Fw: A question Level 1 <---> level 2 mappings; arithmetic versus applications
(On representing semi-bounded intervals in mid-rad)
Ian McIntsoh wrote:
> For the particular case of [0, +oo], one option would be mid=maxfinite
> and rad=mid, but maybe a better one would be mid=maxfinite/2 (rounded up)
> and rad=mid.
(and similar proposals for [a, +oo] with a>0)
The problem with this approach is that containment is lost.
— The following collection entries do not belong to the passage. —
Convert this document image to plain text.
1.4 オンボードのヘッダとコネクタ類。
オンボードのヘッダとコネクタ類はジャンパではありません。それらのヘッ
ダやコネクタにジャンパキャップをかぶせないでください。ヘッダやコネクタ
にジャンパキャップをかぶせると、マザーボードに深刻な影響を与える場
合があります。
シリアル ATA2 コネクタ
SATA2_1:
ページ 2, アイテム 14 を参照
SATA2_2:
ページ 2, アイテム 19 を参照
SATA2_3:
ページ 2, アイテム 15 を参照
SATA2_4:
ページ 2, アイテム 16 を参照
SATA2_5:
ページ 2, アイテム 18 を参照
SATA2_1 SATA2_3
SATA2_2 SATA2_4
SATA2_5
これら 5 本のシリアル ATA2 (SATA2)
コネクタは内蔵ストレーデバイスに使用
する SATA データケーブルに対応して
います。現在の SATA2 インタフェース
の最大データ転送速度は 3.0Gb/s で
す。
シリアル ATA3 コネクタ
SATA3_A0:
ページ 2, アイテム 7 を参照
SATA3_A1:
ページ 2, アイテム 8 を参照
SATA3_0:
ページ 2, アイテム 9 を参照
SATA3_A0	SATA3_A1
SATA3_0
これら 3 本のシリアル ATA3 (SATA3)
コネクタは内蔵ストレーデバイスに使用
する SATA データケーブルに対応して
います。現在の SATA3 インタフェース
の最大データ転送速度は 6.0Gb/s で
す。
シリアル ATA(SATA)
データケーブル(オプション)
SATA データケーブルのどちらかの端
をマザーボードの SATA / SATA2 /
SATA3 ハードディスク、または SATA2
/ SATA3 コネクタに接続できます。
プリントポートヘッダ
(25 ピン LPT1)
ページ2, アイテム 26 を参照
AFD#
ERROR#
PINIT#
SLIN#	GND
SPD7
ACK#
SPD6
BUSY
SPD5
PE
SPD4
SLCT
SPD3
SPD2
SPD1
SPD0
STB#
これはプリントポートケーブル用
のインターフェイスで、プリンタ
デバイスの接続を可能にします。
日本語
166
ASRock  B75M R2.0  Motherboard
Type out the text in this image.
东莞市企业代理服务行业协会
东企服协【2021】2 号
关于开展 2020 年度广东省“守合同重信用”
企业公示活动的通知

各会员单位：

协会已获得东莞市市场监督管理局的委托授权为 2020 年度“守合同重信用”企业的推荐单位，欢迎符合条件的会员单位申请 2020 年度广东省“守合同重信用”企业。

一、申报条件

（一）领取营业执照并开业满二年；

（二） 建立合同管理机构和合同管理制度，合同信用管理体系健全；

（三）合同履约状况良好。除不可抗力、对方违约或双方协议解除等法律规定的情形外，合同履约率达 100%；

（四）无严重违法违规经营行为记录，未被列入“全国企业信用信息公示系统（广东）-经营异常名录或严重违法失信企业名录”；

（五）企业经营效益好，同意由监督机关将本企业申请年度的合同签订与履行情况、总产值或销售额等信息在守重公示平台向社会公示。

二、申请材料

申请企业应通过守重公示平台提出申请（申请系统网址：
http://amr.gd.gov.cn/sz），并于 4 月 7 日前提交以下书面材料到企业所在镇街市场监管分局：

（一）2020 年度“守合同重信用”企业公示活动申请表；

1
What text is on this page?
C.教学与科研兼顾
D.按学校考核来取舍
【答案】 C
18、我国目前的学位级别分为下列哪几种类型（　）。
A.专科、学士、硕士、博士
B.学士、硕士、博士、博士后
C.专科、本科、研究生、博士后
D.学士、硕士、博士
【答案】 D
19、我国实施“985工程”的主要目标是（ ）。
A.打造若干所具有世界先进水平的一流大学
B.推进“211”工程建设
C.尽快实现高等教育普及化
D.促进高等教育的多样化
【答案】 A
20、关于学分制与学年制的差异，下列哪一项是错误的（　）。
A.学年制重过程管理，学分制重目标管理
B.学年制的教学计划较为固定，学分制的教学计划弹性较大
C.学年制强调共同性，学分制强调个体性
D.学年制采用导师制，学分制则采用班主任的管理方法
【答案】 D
This would
become painfully obvious if the result is converted to a type with a
larger exponent range and the computation allowed to proceed...
Chenyi Hu wrote:
> When one endpoint of an interval [a,b] is unbounded, would left-rad
> and right-rad be helpful?
Yes, this form (preferred by mechanical drafting people) would work,
if you stretch the meaning of "mid", by picking "mid" to be near the
endpoint with the smallest magnitude, and using a small exact value
for the corresponding side-radius. The other endpoint (say sup) is
then (inf+lrad)+(sup-(inf+lrad)) which can recover sup exactly by
choosing lrad to be such that no power-of-base is crossed by the
central addition. For example, if inf and sup are both positive, we
can use mid=inf and rad=sup-inf. Even if rad equals sup (because inf
was so small), sup can be recovered because in that case sup+inf = sup
(in terms of FP arithmetic, not Real arithmetic).
A mid-rad computation can produce a result that cannot be converted
exactly to inf-sup, but as Dan Z pointed out repeatedly, it can be
converted (as part of the mid-rad finalization) to a representation
that *is* convertible exactly to inf-sup, possibly at the cost of a
slight widening.
Michel.
---Sent: 2010-07-01 00:10:17 UTC